Factors such as enactment of the Insolvency and Bankruptcy Code in 2016 and tax reforms pushed up India’s rank substantially. The credit should be shared by stakeholders, state governments, officials and the administrative staff at key ministries. Bureaucracy is the most critical cog in the wheel; once it is on the same page as the Narendra Modi government’s reform agenda, India can hope to break into the top 50 in a few years from now.
A jump of 53 spots in terms of the tax paid is the biggest factor in India’s overall improvement in ranking. The next factor to watch out for is sovereign credit rating: An improvement here would help reduce cost of external borrowing.
One parameter that deserves the attention of the government and other stakeholders is enforcement of contracts. A good performance here would minimise disputes between private companies and government agencies; lenders would also not suffer.
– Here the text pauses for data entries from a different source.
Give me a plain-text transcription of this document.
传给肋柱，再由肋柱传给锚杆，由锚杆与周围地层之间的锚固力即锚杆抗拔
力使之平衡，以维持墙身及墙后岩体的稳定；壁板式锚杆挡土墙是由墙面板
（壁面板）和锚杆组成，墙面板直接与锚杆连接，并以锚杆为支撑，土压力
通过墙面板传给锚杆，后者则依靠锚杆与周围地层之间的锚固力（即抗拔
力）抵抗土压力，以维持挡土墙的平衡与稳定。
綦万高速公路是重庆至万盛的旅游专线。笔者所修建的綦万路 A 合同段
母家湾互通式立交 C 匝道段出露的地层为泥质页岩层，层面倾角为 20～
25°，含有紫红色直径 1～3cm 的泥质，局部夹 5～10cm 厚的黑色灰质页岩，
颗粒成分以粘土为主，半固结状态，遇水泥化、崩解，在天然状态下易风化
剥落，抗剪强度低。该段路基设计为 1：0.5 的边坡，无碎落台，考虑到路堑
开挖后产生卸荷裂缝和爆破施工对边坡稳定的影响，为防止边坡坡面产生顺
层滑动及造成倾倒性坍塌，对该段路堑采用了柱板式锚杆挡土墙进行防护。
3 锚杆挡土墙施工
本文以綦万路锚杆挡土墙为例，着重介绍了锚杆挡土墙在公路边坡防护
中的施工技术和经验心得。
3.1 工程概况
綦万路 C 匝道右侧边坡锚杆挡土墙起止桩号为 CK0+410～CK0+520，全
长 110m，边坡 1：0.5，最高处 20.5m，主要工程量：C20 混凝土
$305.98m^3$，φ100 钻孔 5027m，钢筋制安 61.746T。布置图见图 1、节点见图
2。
The introduction of the goods and services tax (GST) and the glitches in its implementation have not been factored into the World Bank rankings this year. The government should be proactive and take measures so that the recent problems with GST do not dent India’s rank next year. Instead of being overjoyed with the current rank, the government should focus on gross domestic product growth, job creation and attracting private investment.